September 2019 | 136 pages; full-color interior
Dear Reader:
When we curate our issues around a theme, like this issue’s theme of Birth, we’re careful not to go too far. We want to tackle the theme, refract it from different angles, but we don’t want you swimming in babies. (No one wants that, all those squishy little hands and feet.) But when I cast my eye down the fiction, nonfiction, and poetry we’ve chosen for you this issue, I see that we have indeed coalesced around three themes—birth, death, and sex.

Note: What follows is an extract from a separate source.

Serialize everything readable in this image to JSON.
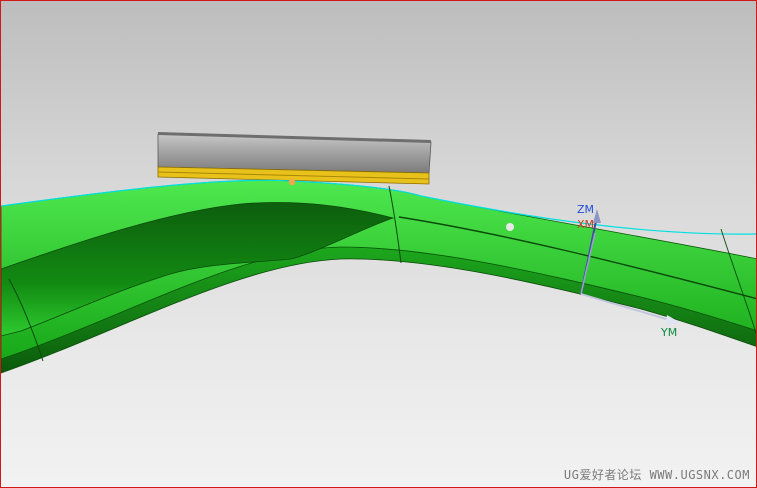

They’re connected, of course. I had a folklore professor in college who talked about the narrative possibilities of Eden. The snake tells Eve she can have knowledge, be like God, but she’s got to talk Adam into eating the apple. They sin, they get knowledge, they realize that they’re sexual beings, they grab some leaves. They get cast out of paradise, and death is invented. But birth is invented too. Without death, we’re just hanging out forever in the garden, with no new life. To put it another way, Eve tells Adam a story, and suddenly the world is awash with life and death. A scientist would tell us that cell death is necessary for life, which to me sounds like the same story. (The other thing that folklore professor told us about babies was that they were little sociopaths who would eat us if they weren’t so small, and now that I have a baby I realize she’s probably right about that. Don’t worry, reader, we can take ’em.)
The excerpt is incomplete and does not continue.